Sauf lorsque la sous-location a été autorisée par le bailleur, les sous-loyers perçus par le preneur constituent des fruits civils qui appartiennent par accession au propriétaire (Cour de cassation, civile, Chambre civile 3, 12 septembre 2019, 18-20.727).
En l’espèce, Mme [Z] [Y] qui ne conteste pas devoir restituer des fruits civils, estime la somme due à 1170 euros correspondant à l’occupation pendant 7,5 mois d’une chambre de 10m² pour un prix du m² de 15,71 euros.
Elle a perçu la somme totale de 6753 euros. Une partie de cette rémunération correspond effectivement à des repas comme stipulé aux contrats d’accueil – ce qu’elle n’a pas évalué dans le cadre de la présente procédure – mais non à une prise en charge spécifique laquelle n’est pas mentionnée aux contrats. Il apparait en outre que Mme [Z] [Y] a sous-estimé la surface d’occupation du logement, la personne accueillie bénéficiant nécessairement des autres pièces du logement et notamment de la cuisine, du salon et des sanitaires.
Il convient de considérer que l’hébergement correspond à la moitié de la somme perçue par Mme [Z] [Y] laquelle sera en conséquence condamnée à payer à la société ELOGIE-SIEMP la somme de 3376,50 euros en restitution des fruits civils.
Sur les frais du procès et l’exécution provisoire
Aux termes de l’article 700 du code de procédure civile, le juge condamne la partie tenue aux dépens, ou, à défaut, la partie perdante, à payer à l’autre partie la somme qu’il détermine, au titre des frais exposés et non compris dans les dépens ; dans tous les cas, le juge tient compte de l’équité et de la situation économique de la partie condamnée.
Mme [Z] [Y] sera condamnée aux dépens de la présente instance, conformément à l’article 696 du code de procédure civile, hors coût cependant de la sommation interpellative laquelle n’est pas indispensable à l’introduction de la présente instance.
La demande au titre de l’article 700 du code de procédure civile sera rejetée.

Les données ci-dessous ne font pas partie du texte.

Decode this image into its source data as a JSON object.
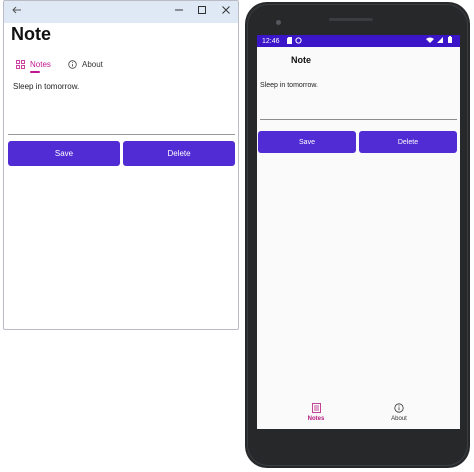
{
  "windows_app": {
    "title": "Note",
    "tabs": [
      {
        "label": "Notes",
        "icon": "notes-icon",
        "active": true
      },
      {
        "label": "About",
        "icon": "info-icon",
        "active": false
      }
    ],
    "editor_text": "Sleep in tomorrow.",
    "save_label": "Save",
    "delete_label": "Delete",
    "title_controls": {
      "back": "back-arrow-icon",
      "minimize": "minimize-icon",
      "maximize": "maximize-icon",
      "close": "close-icon"
    }
  },
  "android_app": {
    "status_time": "12:46",
    "title": "Note",
    "editor_text": "Sleep in tomorrow.",
    "save_label": "Save",
    "delete_label": "Delete",
    "tabs": [
      {
        "label": "Notes",
        "icon": "notes-icon",
        "active": true
      },
      {
        "label": "About",
        "icon": "info-icon",
        "active": false
      }
    ]
  },
  "colors": {
    "accent": "#512bd4",
    "status_bar": "#3a16c8",
    "tab_active": "#c1168f",
    "title_bar": "#dfe9f6"
  }
}
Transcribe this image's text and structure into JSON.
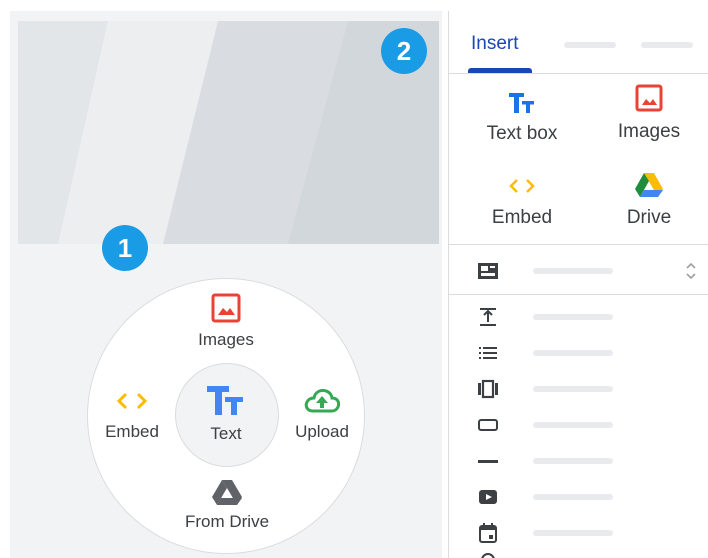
{
  "badges": {
    "one": "1",
    "two": "2"
  },
  "radial_menu": {
    "images_label": "Images",
    "embed_label": "Embed",
    "text_label": "Text",
    "upload_label": "Upload",
    "drive_label": "From Drive"
  },
  "panel": {
    "tabs": [
      {
        "label": "Insert",
        "selected": true
      }
    ],
    "grid": [
      {
        "icon": "text-box-icon",
        "label": "Text box"
      },
      {
        "icon": "image-icon",
        "label": "Images"
      },
      {
        "icon": "embed-icon",
        "label": "Embed"
      },
      {
        "icon": "drive-icon",
        "label": "Drive"
      }
    ],
    "rows": [
      {
        "icon": "layout-icon"
      },
      {
        "icon": "collapsible-text-icon"
      },
      {
        "icon": "list-icon"
      },
      {
        "icon": "carousel-icon"
      },
      {
        "icon": "button-icon"
      },
      {
        "icon": "divider-icon"
      },
      {
        "icon": "youtube-icon"
      },
      {
        "icon": "calendar-icon"
      },
      {
        "icon": "map-icon"
      }
    ]
  },
  "colors": {
    "accent_blue": "#1a47b8",
    "badge_blue": "#1a9be6",
    "text_icon_blue": "#4285f4",
    "image_red": "#ea4335",
    "embed_yellow": "#fbbc04",
    "upload_green": "#34a853"
  }
}
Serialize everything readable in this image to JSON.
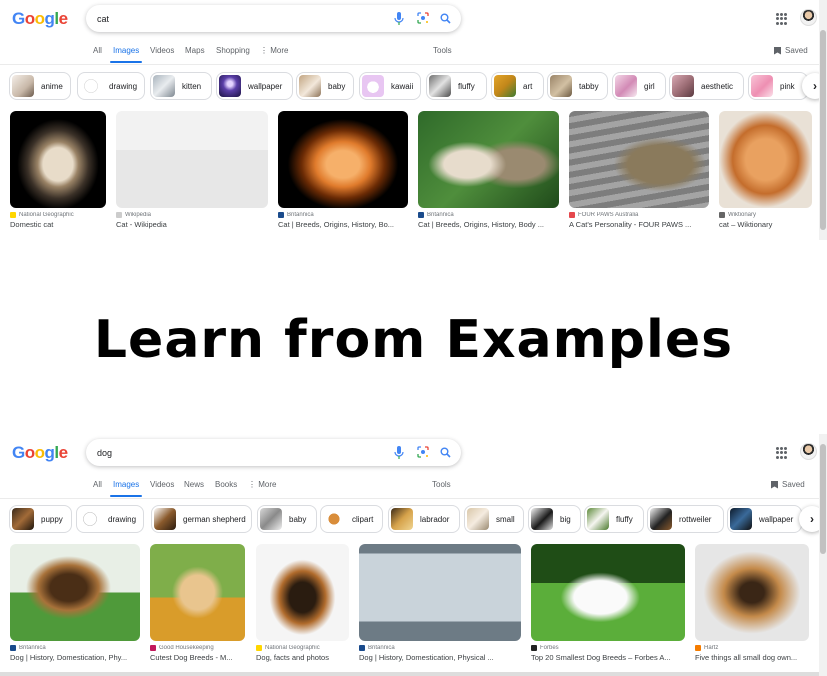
{
  "colors": {
    "accent": "#1a73e8",
    "text_secondary": "#5f6368",
    "source_text": "#70757a"
  },
  "logo_text": "Google",
  "banner": {
    "text": "Learn from Examples"
  },
  "panels": [
    {
      "query": "cat",
      "tabs": [
        {
          "label": "All",
          "active": false
        },
        {
          "label": "Images",
          "active": true
        },
        {
          "label": "Videos",
          "active": false
        },
        {
          "label": "Maps",
          "active": false
        },
        {
          "label": "Shopping",
          "active": false
        },
        {
          "label": "⋮ More",
          "active": false
        }
      ],
      "tools_label": "Tools",
      "saved_label": "Saved",
      "chips": [
        "anime",
        "drawing",
        "kitten",
        "wallpaper",
        "baby",
        "kawaii",
        "fluffy",
        "art",
        "tabby",
        "girl",
        "aesthetic",
        "pink"
      ],
      "results": [
        {
          "source": "National Geographic",
          "title": "Domestic cat"
        },
        {
          "source": "Wikipedia",
          "title": "Cat - Wikipedia"
        },
        {
          "source": "Britannica",
          "title": "Cat | Breeds, Origins, History, Bo..."
        },
        {
          "source": "Britannica",
          "title": "Cat | Breeds, Origins, History, Body ..."
        },
        {
          "source": "FOUR PAWS Australia",
          "title": "A Cat's Personality - FOUR PAWS ..."
        },
        {
          "source": "Wiktionary",
          "title": "cat – Wiktionary"
        }
      ]
    },
    {
      "query": "dog",
      "tabs": [
        {
          "label": "All",
          "active": false
        },
        {
          "label": "Images",
          "active": true
        },
        {
          "label": "Videos",
          "active": false
        },
        {
          "label": "News",
          "active": false
        },
        {
          "label": "Books",
          "active": false
        },
        {
          "label": "⋮ More",
          "active": false
        }
      ],
      "tools_label": "Tools",
      "saved_label": "Saved",
      "chips": [
        "puppy",
        "drawing",
        "german shepherd",
        "baby",
        "clipart",
        "labrador",
        "small",
        "big",
        "fluffy",
        "rottweiler",
        "wallpaper"
      ],
      "results": [
        {
          "source": "Britannica",
          "title": "Dog | History, Domestication, Phy..."
        },
        {
          "source": "Good Housekeeping",
          "title": "Cutest Dog Breeds - M..."
        },
        {
          "source": "National Geographic",
          "title": "Dog, facts and photos"
        },
        {
          "source": "Britannica",
          "title": "Dog | History, Domestication, Physical ..."
        },
        {
          "source": "Forbes",
          "title": "Top 20 Smallest Dog Breeds – Forbes A..."
        },
        {
          "source": "Hartz",
          "title": "Five things all small dog own..."
        }
      ]
    }
  ]
}
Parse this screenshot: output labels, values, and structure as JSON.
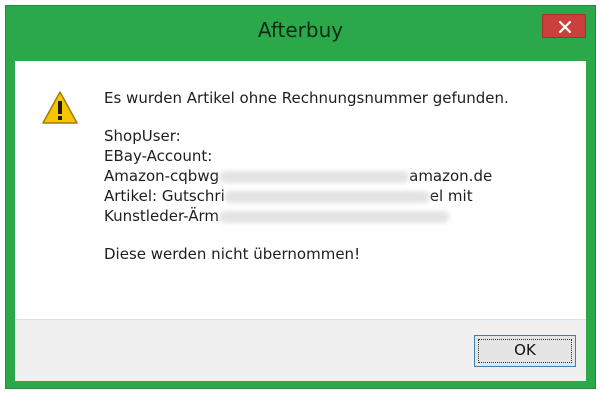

Selon l’article 514 du code de procédure civile, les décisions de première instance sont de droit exécutoires à titre provisoire.
PAR CES MOTIFS,
La juge des contentieux de la protection, statuant après débats publics, par jugement mis à disposition au greffe, contradictoire et en premier ressort,
DEBOUTE la société ELOGIE-SIEMP de sa demande en résiliation du bail d’habitation conclu le 31 août 2016 avec Mme [Z] [Y] concernant les locaux situés au [Adresse 1] à [Localité 6] et de ses demandes subséquentes aux fins d’expulsion et de fixation d’une indemnité d’occupation ;
CONDAMNE Mme [Z] [Y] à payer à la société ELOGIE-SIEMP la somme de 3376,50 euros au titre de la restitution des fruits civils perçus dans le cadre de deux contrats d’accueils pour les périodes du 1er septembre au 17 décembre 2022 et du 27 août au 21 décembre 2024 ;
REJETTE toute autre demande ;
CONDAMNE Mme [Z] [Y] aux dépens lesquels ne comprennent pas le coût de la sommation interpellative ;
REJETTE la demande au titre de l’article 700 du code de procédure civile,
Ainsi jugé par mise à disposition au greffe le 23 septembre 2025, et signé par la Juge des contentieux de la protection et la greffière susnommées.